Kurt Cagle follows Bill’s post with some truly excellent examples of how, in many cases, RSS/Atom can be superior to WS-* techniques in How RSS/Atom Is Replacing Web Services, which he ends with a demonstration of “good web thinking”:

While I suspect that this commentary will be poo-pooed by web services vendors, the history of the web makes me suspect I’ll be right in the end. RSS syndication has emerged in a largely ad-hoc fashion to fulfill a specific need - syndication - that seems to be an intrinsic characteristic and requirement of the Internet. Syndication in turn is simply a messaging protocol built around a subscription-oriented PUSH model. If you make the syndication format too complex for people to use (as I believe is the case with SOAP) then they will migrate to simpler formats as they become available. Because ATOM is blessed by both the IETF and the W3C and is seen as an open standard (whereas questions remain concerning the precise nature and implementation of SOAP) it will likely continue to gain the mindshare of developers and users alike.

To sum up, there’s been good stuff all around from the REST / web architecture guys and the WS-* death march continues on…

5 Responses to “Web Architecture Roundup”

  1. Rams:

    Sounds very much like what Adam Bosworth had to say, I quickly scribbled down the main points from his talk (now available at itconversations.com) here:

    http://cycle-gap.blogspot.com/2005/07/adam-bosworth-on-new-data-model-for.html

    comment at 24. July 2005

  2. Ryan Tomayko:

    Great stuff, Rams.
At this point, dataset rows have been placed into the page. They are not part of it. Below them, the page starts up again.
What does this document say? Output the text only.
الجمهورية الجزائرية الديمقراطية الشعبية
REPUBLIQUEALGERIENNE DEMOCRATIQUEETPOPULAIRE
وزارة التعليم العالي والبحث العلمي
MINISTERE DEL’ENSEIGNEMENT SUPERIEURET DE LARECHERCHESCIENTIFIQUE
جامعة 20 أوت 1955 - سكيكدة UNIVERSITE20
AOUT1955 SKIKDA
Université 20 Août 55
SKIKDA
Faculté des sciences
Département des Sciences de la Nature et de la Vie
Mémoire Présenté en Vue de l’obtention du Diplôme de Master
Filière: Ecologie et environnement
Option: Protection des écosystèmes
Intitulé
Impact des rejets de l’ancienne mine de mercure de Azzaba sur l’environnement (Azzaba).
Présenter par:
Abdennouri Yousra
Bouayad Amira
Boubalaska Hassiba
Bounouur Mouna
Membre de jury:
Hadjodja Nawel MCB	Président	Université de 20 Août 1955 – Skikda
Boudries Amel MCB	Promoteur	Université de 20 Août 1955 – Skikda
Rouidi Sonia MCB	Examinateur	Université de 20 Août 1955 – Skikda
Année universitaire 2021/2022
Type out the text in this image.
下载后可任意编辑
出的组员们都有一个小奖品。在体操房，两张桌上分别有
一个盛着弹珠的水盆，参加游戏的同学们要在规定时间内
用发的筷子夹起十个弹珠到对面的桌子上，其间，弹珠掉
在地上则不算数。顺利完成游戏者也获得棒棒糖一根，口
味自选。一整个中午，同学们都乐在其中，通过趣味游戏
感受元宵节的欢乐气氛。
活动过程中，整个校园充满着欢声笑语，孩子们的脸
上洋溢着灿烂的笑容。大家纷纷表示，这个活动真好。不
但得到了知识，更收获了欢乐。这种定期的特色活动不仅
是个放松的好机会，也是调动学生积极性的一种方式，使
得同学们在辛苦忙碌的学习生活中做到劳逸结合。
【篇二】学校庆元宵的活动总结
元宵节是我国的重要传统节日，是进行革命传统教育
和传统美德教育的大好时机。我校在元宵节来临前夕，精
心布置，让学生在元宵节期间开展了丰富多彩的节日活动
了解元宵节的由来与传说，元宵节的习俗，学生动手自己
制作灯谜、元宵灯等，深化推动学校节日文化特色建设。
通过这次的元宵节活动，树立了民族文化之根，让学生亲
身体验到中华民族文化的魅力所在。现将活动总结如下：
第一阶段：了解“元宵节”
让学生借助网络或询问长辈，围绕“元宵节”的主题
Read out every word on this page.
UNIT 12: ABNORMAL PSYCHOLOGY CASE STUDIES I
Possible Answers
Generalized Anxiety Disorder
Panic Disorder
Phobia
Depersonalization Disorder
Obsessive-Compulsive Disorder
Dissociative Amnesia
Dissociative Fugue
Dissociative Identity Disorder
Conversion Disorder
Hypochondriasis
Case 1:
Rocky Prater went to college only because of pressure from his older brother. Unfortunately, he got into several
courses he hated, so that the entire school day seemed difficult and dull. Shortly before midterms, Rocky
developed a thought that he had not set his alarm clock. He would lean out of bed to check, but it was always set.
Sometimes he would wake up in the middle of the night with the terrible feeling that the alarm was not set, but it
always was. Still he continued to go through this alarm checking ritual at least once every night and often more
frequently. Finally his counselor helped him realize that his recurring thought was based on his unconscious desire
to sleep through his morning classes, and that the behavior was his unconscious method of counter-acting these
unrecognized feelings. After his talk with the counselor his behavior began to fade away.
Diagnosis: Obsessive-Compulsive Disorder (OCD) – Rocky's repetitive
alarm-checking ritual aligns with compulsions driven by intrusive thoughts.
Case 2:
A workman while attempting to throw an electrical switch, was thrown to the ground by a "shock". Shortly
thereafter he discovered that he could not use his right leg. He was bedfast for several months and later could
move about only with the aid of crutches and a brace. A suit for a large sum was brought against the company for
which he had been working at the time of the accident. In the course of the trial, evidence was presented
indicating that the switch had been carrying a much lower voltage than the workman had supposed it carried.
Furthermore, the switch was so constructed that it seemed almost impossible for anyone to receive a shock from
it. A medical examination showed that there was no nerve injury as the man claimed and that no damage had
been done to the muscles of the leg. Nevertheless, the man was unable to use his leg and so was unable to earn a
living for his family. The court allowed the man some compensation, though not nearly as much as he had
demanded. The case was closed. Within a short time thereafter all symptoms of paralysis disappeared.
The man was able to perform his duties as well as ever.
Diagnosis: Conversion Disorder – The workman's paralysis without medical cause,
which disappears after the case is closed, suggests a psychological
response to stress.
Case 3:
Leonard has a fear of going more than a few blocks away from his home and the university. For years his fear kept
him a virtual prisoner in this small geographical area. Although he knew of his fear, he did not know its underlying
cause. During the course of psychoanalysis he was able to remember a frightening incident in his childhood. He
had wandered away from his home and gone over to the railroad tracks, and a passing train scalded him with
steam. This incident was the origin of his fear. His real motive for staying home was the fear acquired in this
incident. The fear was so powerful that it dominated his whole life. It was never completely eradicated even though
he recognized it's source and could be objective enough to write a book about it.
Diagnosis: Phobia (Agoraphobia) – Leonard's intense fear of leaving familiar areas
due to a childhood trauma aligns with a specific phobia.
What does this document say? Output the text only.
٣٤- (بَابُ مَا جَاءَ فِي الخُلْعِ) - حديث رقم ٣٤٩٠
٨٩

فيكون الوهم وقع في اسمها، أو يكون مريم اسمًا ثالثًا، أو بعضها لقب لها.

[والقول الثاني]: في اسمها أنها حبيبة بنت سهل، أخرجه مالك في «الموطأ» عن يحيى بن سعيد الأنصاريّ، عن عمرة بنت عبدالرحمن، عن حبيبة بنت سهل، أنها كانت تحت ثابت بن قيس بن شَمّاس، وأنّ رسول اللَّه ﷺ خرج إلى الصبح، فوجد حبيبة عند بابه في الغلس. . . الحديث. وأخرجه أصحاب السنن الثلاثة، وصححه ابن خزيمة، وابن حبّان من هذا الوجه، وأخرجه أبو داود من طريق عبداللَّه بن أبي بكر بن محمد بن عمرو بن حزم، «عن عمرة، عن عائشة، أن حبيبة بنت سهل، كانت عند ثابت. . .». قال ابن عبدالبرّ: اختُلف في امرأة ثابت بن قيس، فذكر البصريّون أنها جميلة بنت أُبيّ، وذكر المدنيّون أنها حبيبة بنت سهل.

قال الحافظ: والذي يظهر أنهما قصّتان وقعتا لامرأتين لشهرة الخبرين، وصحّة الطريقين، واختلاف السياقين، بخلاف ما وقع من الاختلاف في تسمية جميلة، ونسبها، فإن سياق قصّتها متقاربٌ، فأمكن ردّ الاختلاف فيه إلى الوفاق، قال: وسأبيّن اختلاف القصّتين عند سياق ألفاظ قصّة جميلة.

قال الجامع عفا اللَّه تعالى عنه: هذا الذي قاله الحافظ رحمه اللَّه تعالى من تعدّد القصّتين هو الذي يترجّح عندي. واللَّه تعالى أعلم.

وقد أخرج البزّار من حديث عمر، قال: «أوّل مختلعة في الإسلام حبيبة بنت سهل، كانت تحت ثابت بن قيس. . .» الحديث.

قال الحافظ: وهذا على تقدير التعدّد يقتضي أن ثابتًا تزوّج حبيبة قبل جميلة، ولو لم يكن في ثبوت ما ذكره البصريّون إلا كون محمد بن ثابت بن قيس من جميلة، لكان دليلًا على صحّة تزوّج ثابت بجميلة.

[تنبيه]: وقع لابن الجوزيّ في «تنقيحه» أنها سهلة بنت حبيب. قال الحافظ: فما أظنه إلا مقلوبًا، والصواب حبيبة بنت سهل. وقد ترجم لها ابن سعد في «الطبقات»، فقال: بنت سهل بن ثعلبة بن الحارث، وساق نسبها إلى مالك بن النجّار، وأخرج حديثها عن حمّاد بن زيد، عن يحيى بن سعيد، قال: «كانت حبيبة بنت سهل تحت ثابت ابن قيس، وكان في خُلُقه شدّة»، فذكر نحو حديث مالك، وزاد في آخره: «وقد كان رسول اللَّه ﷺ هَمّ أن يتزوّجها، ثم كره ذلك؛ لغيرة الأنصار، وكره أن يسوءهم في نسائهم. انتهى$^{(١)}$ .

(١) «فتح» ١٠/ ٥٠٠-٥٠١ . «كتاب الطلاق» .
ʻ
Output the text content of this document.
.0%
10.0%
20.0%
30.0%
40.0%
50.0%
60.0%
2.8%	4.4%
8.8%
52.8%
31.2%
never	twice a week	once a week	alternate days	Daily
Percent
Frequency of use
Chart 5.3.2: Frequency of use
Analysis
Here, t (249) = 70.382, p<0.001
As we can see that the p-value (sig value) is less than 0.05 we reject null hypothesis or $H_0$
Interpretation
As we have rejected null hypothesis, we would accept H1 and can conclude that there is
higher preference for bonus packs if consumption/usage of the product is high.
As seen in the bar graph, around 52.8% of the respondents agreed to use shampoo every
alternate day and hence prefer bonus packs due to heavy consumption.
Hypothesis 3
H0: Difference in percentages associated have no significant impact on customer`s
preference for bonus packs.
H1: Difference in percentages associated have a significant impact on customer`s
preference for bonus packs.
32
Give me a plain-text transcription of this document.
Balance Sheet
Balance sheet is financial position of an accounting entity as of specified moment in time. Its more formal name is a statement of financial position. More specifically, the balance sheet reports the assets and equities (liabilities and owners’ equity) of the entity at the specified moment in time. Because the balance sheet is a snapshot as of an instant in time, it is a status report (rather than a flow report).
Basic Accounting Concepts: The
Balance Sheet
I’m listening now:

    http://www.itconversations.com/shows/detail571.html

    comment at 24. July 2005

  3. AB:

    SOAP is pretty easy, and it’s not all .NET and Java, you can use SOAP in just about any programming languages and they all have a handful of frameworks that provide the tools necessary to make SOAP easy. You need tools/libraries/frameworks to work with REST too, unless you’re writing XML parsing by hand.

    The good thing about SOAP is that it is just a standard way to structure a request/response. I know there are tons of other WS-stuff coming out to give web services the characteristics of things like JMS, but for most people they just want to expose a SignIn request, or a getStatus SOAP request and those are so simple, it’s amazing.

    Take PHP for example, you can make a SOAP call in 2 lines with PEAR::SOAP and write a SOAP server in probably less than 10 lines of code.

    comment at 24. July 2005

  4. Randy Charles Morin:

    Author said “extending beyond HTTP” and you translated that to “extending HTTP”. The REST death march continues on.

    comment at 25. July 2005

  5. Randy Charles Morin:

    There’s not a huge difference between “extending beyond HTTP” and “extending HTTP”? Common. Extend beyond implies using protocols other than and extend implies using protocols based on. Since SMTP is not based on HTTP, this flies directly in the face of your argument.